Gropius


Posted on August 5th, by jane in Uncategorized. Comments Off on Gropius

Field Talk this past week:  Erin Poor, Curatorial Associate at the deCordova and docent at the Gropius House took me on a tour of the house and grounds.  Puzzling to think about how the Bauhaus considered nature.  Some interesting thoughts here:

Through Gropius’s lectures and publications on the education of architects from this period, Anker brings to light his latent interest in the knowledge of biology, as a way for architects to resolve social, urban, and ecological issues that have emerged from the “miraculous potentialities of the machine” (p. 38). It was Gropius’s belief that because of capitalism, “our human greed has interfered with the biological cycle of human companionship which keeps the life of a community healthy” (p. 38). Paraphrasing Gropius, Anker explains his belief that an architect armed with the knowledge of biology should be capable of “evolving the ‘complete being’ … from his biological centre” so that one could understand how to build in nature in the most responsible way (p. 38). Moholy-Nagy praised Gropius’s ethical thesis of organic architectural design, and while in Chicago, promoted bio-technique or the “transportation of natural forms and design into the media of human production” as an approach to generating built form, since “nature evolves ingenious forms … every bush, every tree, can instruct us in and reveal new uses, potential apparatus, and technological inventions without number” (p. 42).
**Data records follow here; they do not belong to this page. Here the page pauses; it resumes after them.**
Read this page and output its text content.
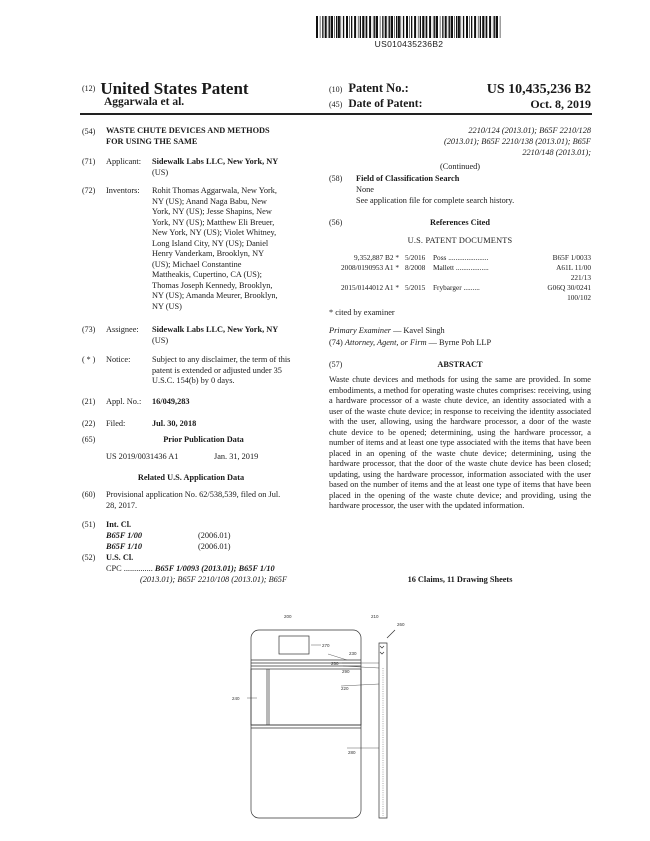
US010435236B2
(12) United States Patent
Aggarwala et al.
(10) Patent No.:	US 10,435,236 B2
(45) Date of Patent:	Oct. 8, 2019
(54)	WASTE CHUTE DEVICES AND METHODS
FOR USING THE SAME
(71)	Applicant: Sidewalk Labs LLC, New York, NY
(US)
(72)	Inventors: Rohit Thomas Aggarwala, New York,
NY (US); Anand Naga Babu, New
York, NY (US); Jesse Shapins, New
York, NY (US); Matthew Eli Breuer,
New York, NY (US); Violet Whitney,
Long Island City, NY (US); Daniel
Henry Vanderkam, Brooklyn, NY
(US); Michael Constantine
Mattheakis, Cupertino, CA (US);
Thomas Joseph Kennedy, Brooklyn,
NY (US); Amanda Meurer, Brooklyn,
NY (US)
(73)	Assignee: Sidewalk Labs LLC, New York, NY
(US)
( * )	Notice:	Subject to any disclaimer, the term of this
patent is extended or adjusted under 35
U.S.C. 154(b) by 0 days.
(21)	Appl. No.: 16/049,283
(22)	Filed:	Jul. 30, 2018
(65)	Prior Publication Data
US 2019/0031436 A1	Jan. 31, 2019
Related U.S. Application Data
(60)	Provisional application No. 62/538,539, filed on Jul.
28, 2017.
(51)	Int. Cl.
B65F 1/00	(2006.01)
B65F 1/10	(2006.01)
(52)	U.S. Cl.
CPC .............. B65F 1/0093 (2013.01); B65F 1/10
(2013.01); B65F 2210/108 (2013.01); B65F
2210/124 (2013.01); B65F 2210/128
(2013.01); B65F 2210/138 (2013.01); B65F
2210/148 (2013.01);
(Continued)
(58)	Field of Classification Search
None
See application file for complete search history.
(56)	References Cited
U.S. PATENT DOCUMENTS
9,352,887 B2 * 5/2016 Poss ......................	B65F 1/0033
2008/0190953 A1 * 8/2008 Mallett ..................	A61L 11/00
221/13
2015/0144012 A1 * 5/2015 Frybarger .........	G06Q 30/0241
100/102
* cited by examiner
Primary Examiner — Kavel Singh
(74) Attorney, Agent, or Firm — Byrne Poh LLP
(57)	ABSTRACT
Waste chute devices and methods for using the same are provided. In some embodiments, a method for operating waste chutes comprises: receiving, using a hardware processor of a waste chute device, an identity associated with a user of the waste chute device; in response to receiving the identity associated with the user, allowing, using the hardware processor, a door of the waste chute device to be opened; determining, using the hardware processor, a number of items and at least one type associated with the items that have been placed in an opening of the waste chute device; determining, using the hardware processor, that the door of the waste chute device has been closed; updating, using the hardware processor, information associated with the user based on the number of items and the at least one type of items that have been placed in the opening of the waste chute device; and providing, using the hardware processor, the user with the updated information.
16 Claims, 11 Drawing Sheets
200	210
260
270
230
250
290
240
220
280
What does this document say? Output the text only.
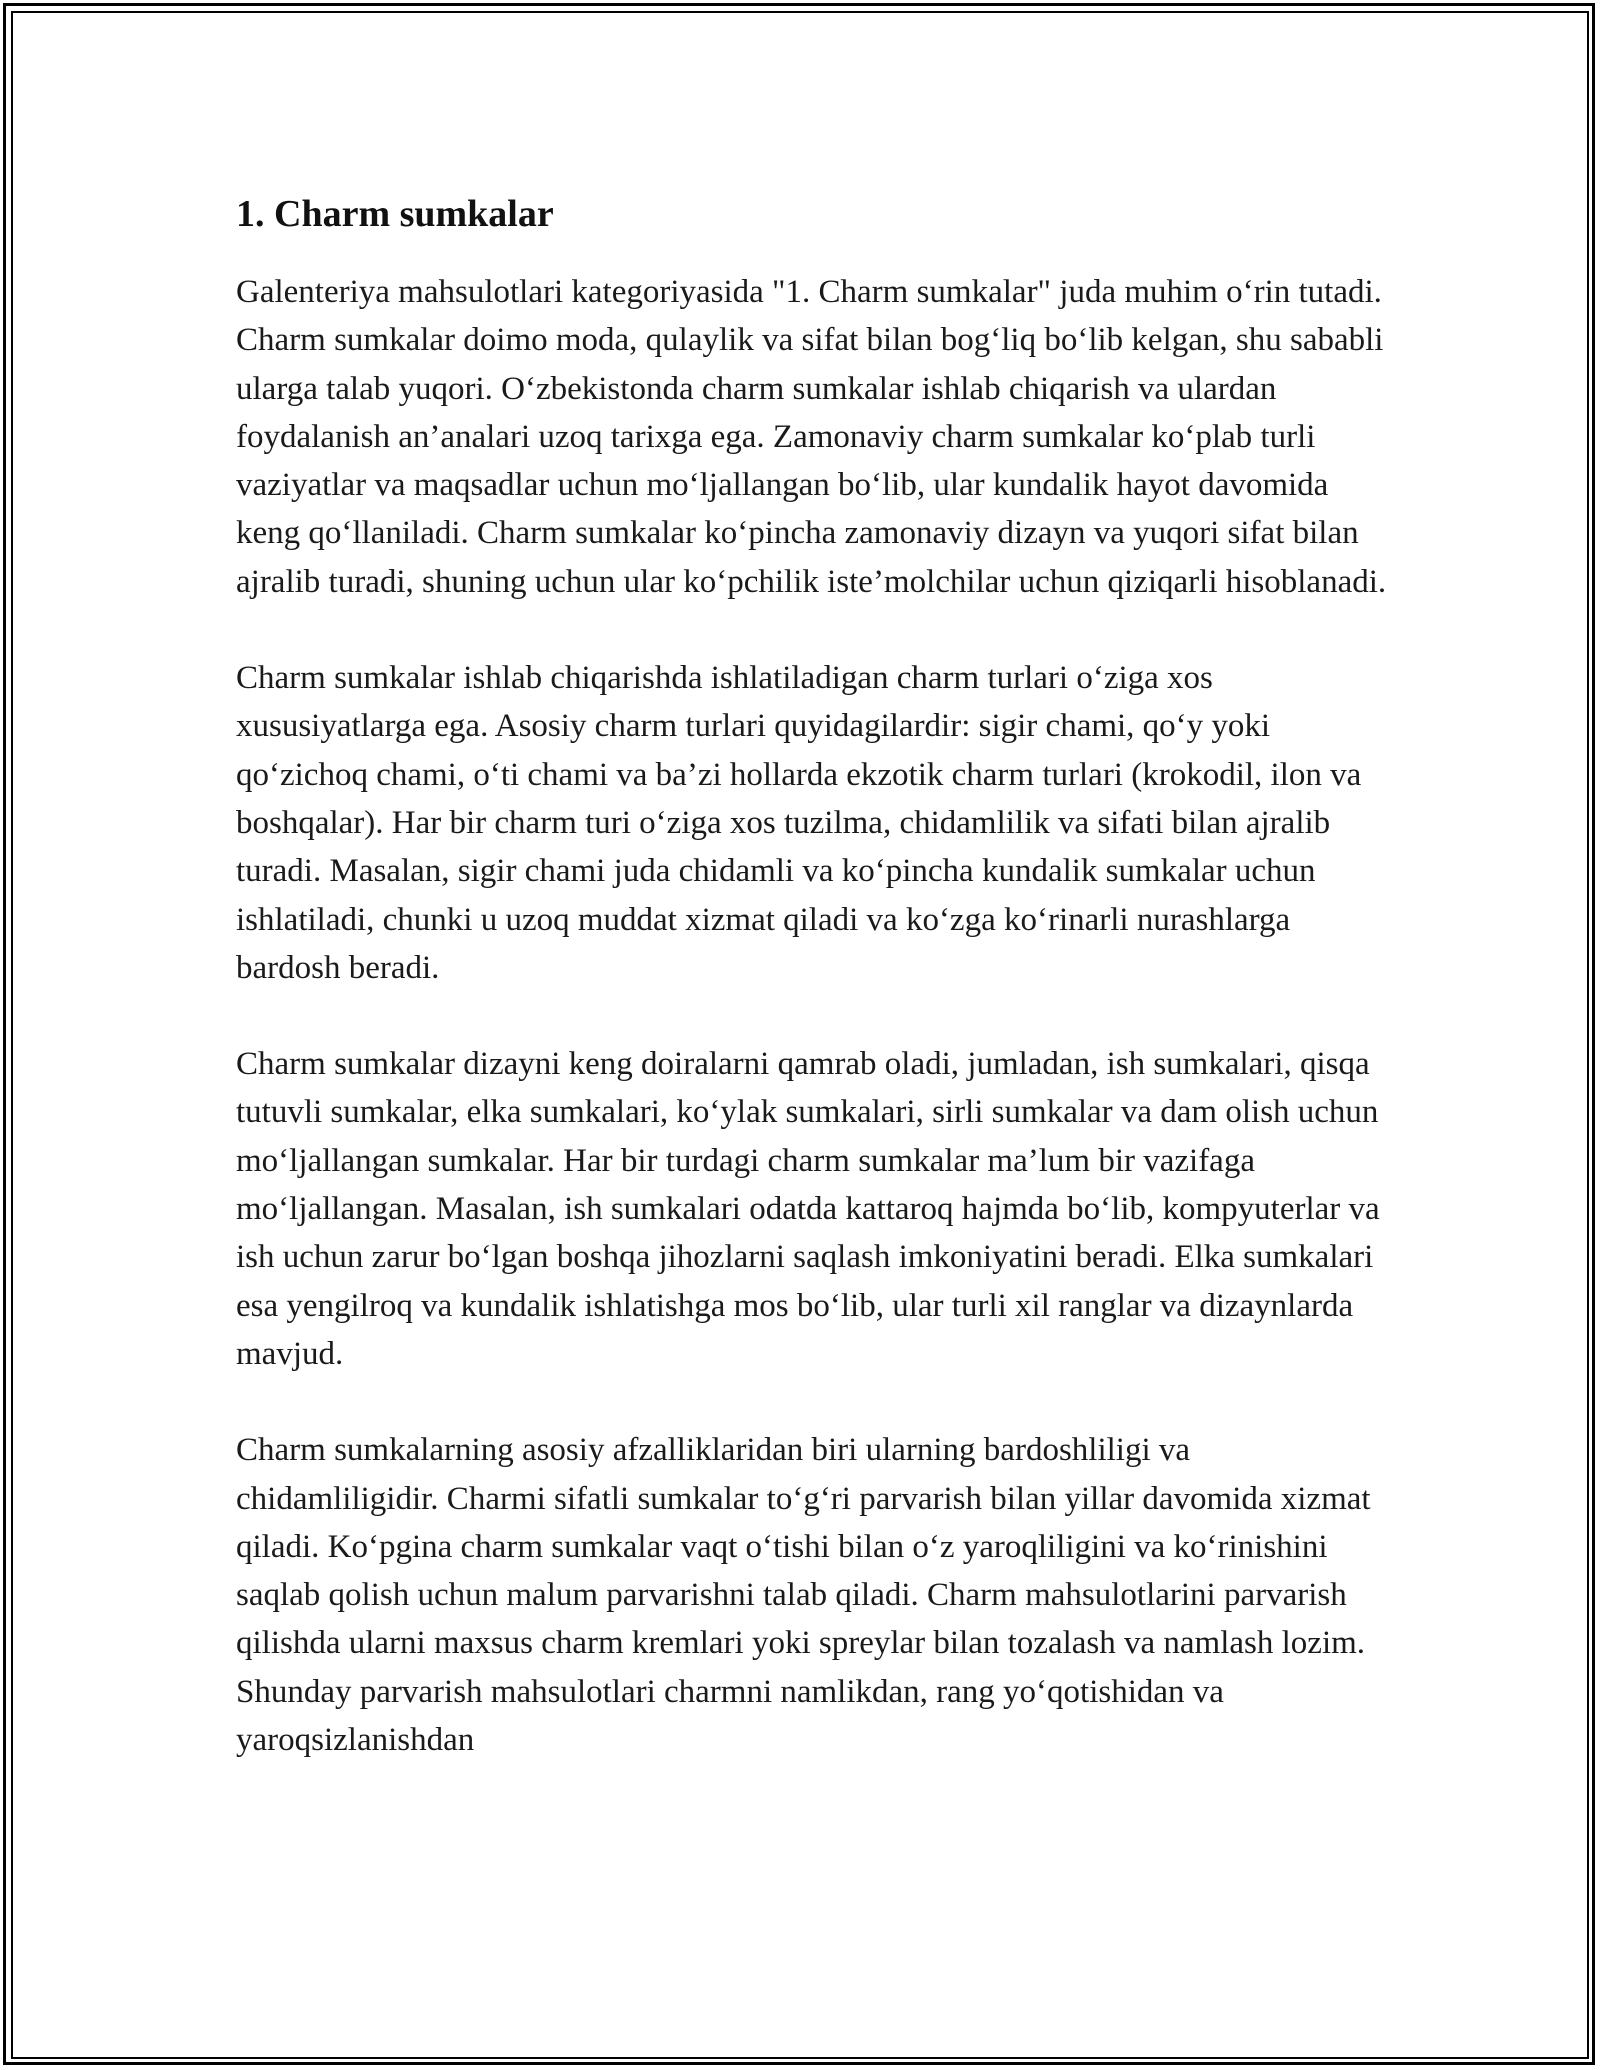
1. Charm sumkalar

Galenteriya mahsulotlari kategoriyasida "1. Charm sumkalar" juda muhim o‘rin tutadi. Charm sumkalar doimo moda, qulaylik va sifat bilan bog‘liq bo‘lib kelgan, shu sababli ularga talab yuqori. O‘zbekistonda charm sumkalar ishlab chiqarish va ulardan foydalanish an’analari uzoq tarixga ega. Zamonaviy charm sumkalar ko‘plab turli vaziyatlar va maqsadlar uchun mo‘ljallangan bo‘lib, ular kundalik hayot davomida keng qo‘llaniladi. Charm sumkalar ko‘pincha zamonaviy dizayn va yuqori sifat bilan ajralib turadi, shuning uchun ular ko‘pchilik iste’molchilar uchun qiziqarli hisoblanadi.

Charm sumkalar ishlab chiqarishda ishlatiladigan charm turlari o‘ziga xos xususiyatlarga ega. Asosiy charm turlari quyidagilardir: sigir chami, qo‘y yoki qo‘zichoq chami, o‘ti chami va ba’zi hollarda ekzotik charm turlari (krokodil, ilon va boshqalar). Har bir charm turi o‘ziga xos tuzilma, chidamlilik va sifati bilan ajralib turadi. Masalan, sigir chami juda chidamli va ko‘pincha kundalik sumkalar uchun ishlatiladi, chunki u uzoq muddat xizmat qiladi va ko‘zga ko‘rinarli nurashlarga bardosh beradi.

Charm sumkalar dizayni keng doiralarni qamrab oladi, jumladan, ish sumkalari, qisqa tutuvli sumkalar, elka sumkalari, ko‘ylak sumkalari, sirli sumkalar va dam olish uchun mo‘ljallangan sumkalar. Har bir turdagi charm sumkalar ma’lum bir vazifaga mo‘ljallangan. Masalan, ish sumkalari odatda kattaroq hajmda bo‘lib, kompyuterlar va ish uchun zarur bo‘lgan boshqa jihozlarni saqlash imkoniyatini beradi. Elka sumkalari esa yengilroq va kundalik ishlatishga mos bo‘lib, ular turli xil ranglar va dizaynlarda mavjud.

Charm sumkalarning asosiy afzalliklaridan biri ularning bardoshliligi va chidamliligidir. Charmi sifatli sumkalar to‘g‘ri parvarish bilan yillar davomida xizmat qiladi. Ko‘pgina charm sumkalar vaqt o‘tishi bilan o‘z yaroqliligini va ko‘rinishini saqlab qolish uchun malum parvarishni talab qiladi. Charm mahsulotlarini parvarish qilishda ularni maxsus charm kremlari yoki spreylar bilan tozalash va namlash lozim. Shunday parvarish mahsulotlari charmni namlikdan, rang yo‘qotishidan va yaroqsizlanishdan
Bayer, the former director of printing and advertising at the Dessau Bauhaus, also contributed significantly to the task of mobilizing designers to the call of ecology. In his design for the Museum of Modern Art’s 1938 Bauhaus and 1943 The Airways to Peace exhibitions in New York City, Bayer, Anker illustrates, sought to use visual communication to change people’s way of thinking about nature.

Matthew Mindrup. Review of Anker, Peder, From Bauhaus to Ecohouse: A History of Ecological Design. H-Urban, H-Net Reviews. June, 2011.